Integrating the training of new recruits with Member Care

“I can’t bear to watch, I need to leave!” This was a frequent statement from anxious moms who had brought their infants into the medical clinic where I worked as a nurse before serving overseas. Their infants were about to receive routine immunizations against childhood diseases. Though the infants received several injections throughout their early months, there were significant strides made when several of the immunizations were combined into one injection. These combined or “integrated” injections reduced trauma to the infant and the mom while accomplishing the intended purpose.

Immunizations prevent serious diseases rather than trying to cure them. Could we also not do more to prevent tragic fallout of valuable personnel by investing more in prevention? By integrating member care concepts into field training curriculum of new folks we can stretch the prevention dynamic.

While functioning in the role of Member Care Facilitator for our field, I was also asked by my Field Leader to take on the role of Field Training Facilitator. This role involved, among other things, overseeing the training curriculum of our new recruits during their first two years.

It had long been a passion of mine to see the two entities, field training and member care, function in a more integrated manner. Just imagine how much more effective member care could be if we prepare and train folks ahead of time rather than waiting until the crisis happens. Too often we find ourselves picking up the pieces of over stress, burn out, unresolved conflict and other issues. Training in the emotional health arena to raise awareness of one’s inner (spiritual and emotional) world can contribute to more positive and healthier outcomes. Just as immunizations prevent serious disease in childhood, more up front training in the area of personal and emotional awareness can promote resilience and prevent serious loss and ill-health of foreign workers. Too often field training is limited to knowledge of culture and language. While these are crucial, self-care topics can also be incorporated.

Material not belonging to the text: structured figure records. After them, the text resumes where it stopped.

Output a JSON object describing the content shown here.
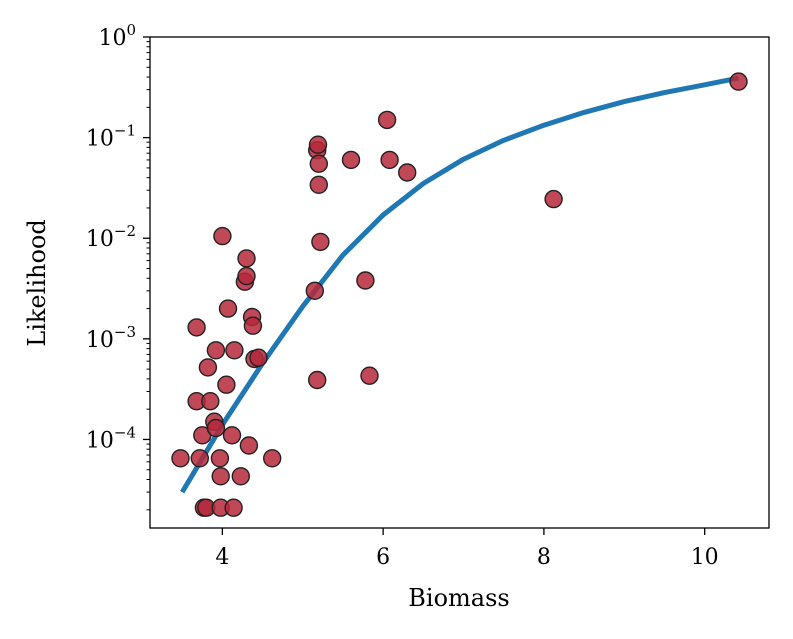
{
  "chart_data": {
    "type": "scatter",
    "title": "",
    "xlabel": "Biomass",
    "ylabel": "Likelihood",
    "xlim": [
      3.1,
      10.8
    ],
    "ylim_log10": [
      -4.88,
      0
    ],
    "yscale": "log",
    "grid": false,
    "x_ticks": [
      {
        "value": 4,
        "label": "4"
      },
      {
        "value": 6,
        "label": "6"
      },
      {
        "value": 8,
        "label": "8"
      },
      {
        "value": 10,
        "label": "10"
      }
    ],
    "y_ticks": [
      {
        "exp": -4,
        "base": "10",
        "exp_label": "−4"
      },
      {
        "exp": -3,
        "base": "10",
        "exp_label": "−3"
      },
      {
        "exp": -2,
        "base": "10",
        "exp_label": "−2"
      },
      {
        "exp": -1,
        "base": "10",
        "exp_label": "−1"
      },
      {
        "exp": 0,
        "base": "10",
        "exp_label": "0"
      }
    ],
    "colors": {
      "points": "#b5283a",
      "point_edge": "#222222",
      "curve": "#1f77b4",
      "axes": "#000000"
    },
    "series": [
      {
        "name": "observations",
        "kind": "scatter",
        "points": [
          [
            3.48,
            6.5e-05
          ],
          [
            3.68,
            0.00024
          ],
          [
            3.68,
            0.0013
          ],
          [
            3.72,
            6.5e-05
          ],
          [
            3.75,
            0.00011
          ],
          [
            3.77,
            2.1e-05
          ],
          [
            3.8,
            2.1e-05
          ],
          [
            3.82,
            0.00052
          ],
          [
            3.85,
            0.00024
          ],
          [
            3.9,
            0.00015
          ],
          [
            3.92,
            0.00013
          ],
          [
            3.92,
            0.00077
          ],
          [
            3.97,
            6.5e-05
          ],
          [
            3.98,
            4.3e-05
          ],
          [
            3.98,
            2.1e-05
          ],
          [
            4.0,
            0.0105
          ],
          [
            4.05,
            0.00035
          ],
          [
            4.07,
            0.002
          ],
          [
            4.12,
            0.00011
          ],
          [
            4.14,
            2.1e-05
          ],
          [
            4.15,
            0.00077
          ],
          [
            4.23,
            4.3e-05
          ],
          [
            4.28,
            0.0037
          ],
          [
            4.3,
            0.0063
          ],
          [
            4.3,
            0.0042
          ],
          [
            4.33,
            8.7e-05
          ],
          [
            4.37,
            0.00165
          ],
          [
            4.38,
            0.00135
          ],
          [
            4.4,
            0.00063
          ],
          [
            4.45,
            0.00065
          ],
          [
            4.62,
            6.5e-05
          ],
          [
            5.15,
            0.003
          ],
          [
            5.18,
            0.075
          ],
          [
            5.18,
            0.00039
          ],
          [
            5.19,
            0.085
          ],
          [
            5.2,
            0.055
          ],
          [
            5.2,
            0.034
          ],
          [
            5.22,
            0.0092
          ],
          [
            5.6,
            0.06
          ],
          [
            5.78,
            0.0038
          ],
          [
            5.83,
            0.00043
          ],
          [
            6.05,
            0.15
          ],
          [
            6.08,
            0.06
          ],
          [
            6.3,
            0.045
          ],
          [
            8.12,
            0.0245
          ],
          [
            10.42,
            0.36
          ]
        ]
      },
      {
        "name": "fit",
        "kind": "line",
        "x": [
          3.5,
          4.0,
          4.5,
          5.0,
          5.5,
          6.0,
          6.5,
          7.0,
          7.5,
          8.0,
          8.5,
          9.0,
          9.5,
          10.0,
          10.42
        ],
        "y": [
          3e-05,
          0.00014,
          0.00057,
          0.0021,
          0.0068,
          0.017,
          0.035,
          0.061,
          0.094,
          0.133,
          0.178,
          0.228,
          0.28,
          0.335,
          0.39
        ]
      }
    ]
  }
}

Debriefing of routine activities is one way to build positive emotional health and raise self-awareness. With the goal of integrating training and member care, I planned an activity, such as a mosque visit after which we completed a group debrief. As we routinely debrief after each outing or activity, new folks are gaining awareness of their own and others’ reactions, including thoughts, feelings, sensations, and behavior.

I also incorporated a unit in the mentoring handbook that focuses on raising personal awareness. This unit includes identity, basic conflict resolution, processing disappointments and losses, recognizing individual needs, and appropriate ways of getting these needs met. The conflict resolution is a very basic form of noting hurts and offenses and taking appropriate action. A feelings or “soul words” chart included in this unit is a useful tool in building these skills.

We can move forward by integrating member care concepts into field training curriculum!